Cuyp non plus ne fut pas très goûté de son vivant, ce qui ne l’empêcha pas de peindre comme il l’entendait, de s’appliquer ou de se négliger tout à son aise, et de ne suivre en sa libre carrière que l’inspiration du moment. D’ailleurs cette défaveur assez naturelle, si l’on songe au goût pour l’extrême fini qui régnait alors, il la partageait avec Ruysdael, il la partagea même avec Rembrandt, lorsque vers 1650 Rembrandt cessa tout à coup d’être compris. Il était, comme on le voit, en bonne compagnie. Depuis il a été bien vengé, par les Anglais d’abord, plus tard par l’Europe entière. Dans tous les cas, Cuyp est un très beau peintre. En premier lieu, il a ce mérite d’être universel.

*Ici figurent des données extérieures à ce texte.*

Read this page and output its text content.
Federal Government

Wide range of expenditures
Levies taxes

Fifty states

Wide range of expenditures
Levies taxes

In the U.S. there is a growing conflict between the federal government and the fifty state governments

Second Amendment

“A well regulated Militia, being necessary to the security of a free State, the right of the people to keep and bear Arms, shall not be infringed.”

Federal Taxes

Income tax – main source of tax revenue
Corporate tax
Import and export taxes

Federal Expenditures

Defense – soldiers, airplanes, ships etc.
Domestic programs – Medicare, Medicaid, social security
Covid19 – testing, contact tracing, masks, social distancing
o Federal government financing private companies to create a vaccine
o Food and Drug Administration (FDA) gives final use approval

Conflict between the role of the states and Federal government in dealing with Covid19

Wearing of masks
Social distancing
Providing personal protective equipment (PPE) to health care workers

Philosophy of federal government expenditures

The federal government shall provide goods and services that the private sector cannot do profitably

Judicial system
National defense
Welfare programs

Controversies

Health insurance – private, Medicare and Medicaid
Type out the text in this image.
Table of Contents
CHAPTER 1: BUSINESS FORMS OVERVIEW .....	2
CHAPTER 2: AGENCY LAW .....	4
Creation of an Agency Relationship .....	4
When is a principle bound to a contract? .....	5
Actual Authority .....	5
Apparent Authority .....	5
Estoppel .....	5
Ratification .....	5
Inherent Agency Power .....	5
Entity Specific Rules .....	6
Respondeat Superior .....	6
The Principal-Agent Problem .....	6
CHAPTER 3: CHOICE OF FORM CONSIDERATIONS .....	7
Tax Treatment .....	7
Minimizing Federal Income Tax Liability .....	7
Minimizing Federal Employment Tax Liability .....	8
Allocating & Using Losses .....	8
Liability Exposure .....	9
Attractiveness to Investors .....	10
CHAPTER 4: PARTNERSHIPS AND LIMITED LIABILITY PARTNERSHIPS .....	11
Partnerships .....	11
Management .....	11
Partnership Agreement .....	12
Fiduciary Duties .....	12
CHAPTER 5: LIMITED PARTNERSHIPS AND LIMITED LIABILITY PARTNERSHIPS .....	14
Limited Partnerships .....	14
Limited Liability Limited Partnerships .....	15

Son œuvre est un si complet répertoire de la vie hollandaise, surtout en son milieu champêtre, que son étendue et sa variété suffiraient à lui donner un intérêt considérable. Paysages, marines, chevaux, bétail, personnages de toute condition, depuis les hommes de fortune et de loisir jusqu’aux bergers, petites et grandes figures, portraits et tableaux de basses-cours, telles sont les curiosités et les aptitudes de son talent qu’il aura contribué plus qu’aucun autre à élargir le cadre des observations locales où se déployait l’art de son pays. Né l’un des premiers en 1605, de toutes les manières par son âge, par la diversité de ses recherches, par la vigueur et l’indépendance de ses allures, il aura été l’un des promoteurs et des initiateurs les plus actifs de l’école.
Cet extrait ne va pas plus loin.